VOA Türkçe’nin sorularını yanıtlayan Avukat Sema Yurtbilir de AYM kararını uygulama konusunda kamu kurumlarının “sessizlik” politikası izlediğini söyledi.
Yurtbilir, “EŞİK gönüllüleri olarak ilk önce nüfus müdürlüklerine başvurularımızı ilettikten sonra İçişleri Bakanlığı’na da yazılı başvuru iletildi. Ancak nüfus müdürlükleri, başvurularımıza ya reddetti ya da hiç yanıt vermedi. Türkiye İnsan Hakları ve Eşitlik Kurumu’na, ardından Kamu Denetçiliği Kurumu’na başvurduk. Üç maymunu oynuyorlardı. Anayasa Mahkemesi’nin iptal kararı sanki hiç yokmuş gibi davranıyorlardı ve hakkımızı sürüncemede bıraktılar. AYM kararıyla herkesin bağlı olduğunu, bütün kurum ve kişilerin bağlı olduğunu hatırlattık ancak sonuç alamadık” dedi.

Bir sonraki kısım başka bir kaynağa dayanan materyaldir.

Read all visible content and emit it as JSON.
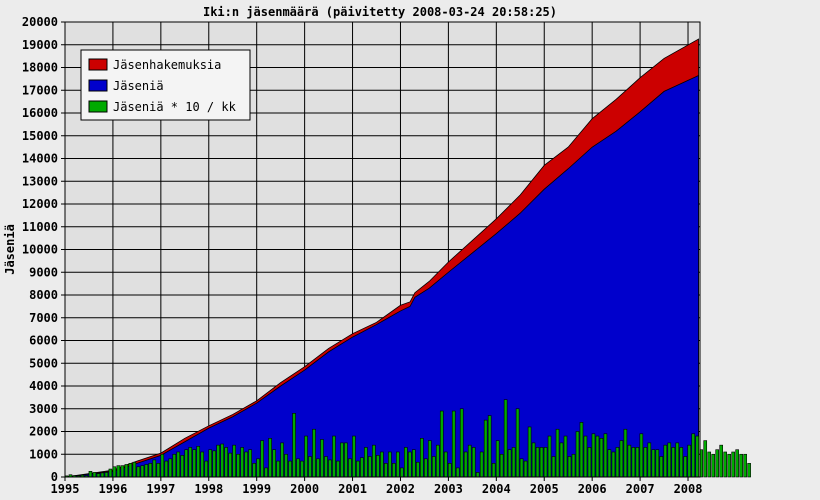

Son olarak AK Parti’nin yeniden soyadı dayatmasını yasalaştırma girişiminde bulunduğu ancak geçen hafta vazgeçtiğini hatırlatan Yurtbilir, şimdi yeniden nüfus müdürlüğüne başvuracağını belirterek şunları söyledi:
“İlk başvurumda da soyadımı tek başına kullanmak istediğimi beyan etmiştim. AYM kararından söz ettim. AYM kararıyla bütün kurumlar ve kişiler bağlıdır. Onun için ‘Benim bu talebimi yerine getirin ve sadece evlenmeden önceki soyadım olan Yurtbilir’i kullanmak istiyorum. Bu şekilde hakkımda bir kimlik düzenleyin ve kayıtları da bu şekilde oluşturun’ diye başvurmuştum. Şimdi de biz haklarımızı nüfus müdürlüklerinden talep edeceğiz. Ben tekrar başvuru yapacağım. Bütün kadınlara da soyadı haklarına sahip çıkmalarını söylüyorum ve nüfus müdürlüklerine başvuru yapmalıyız.”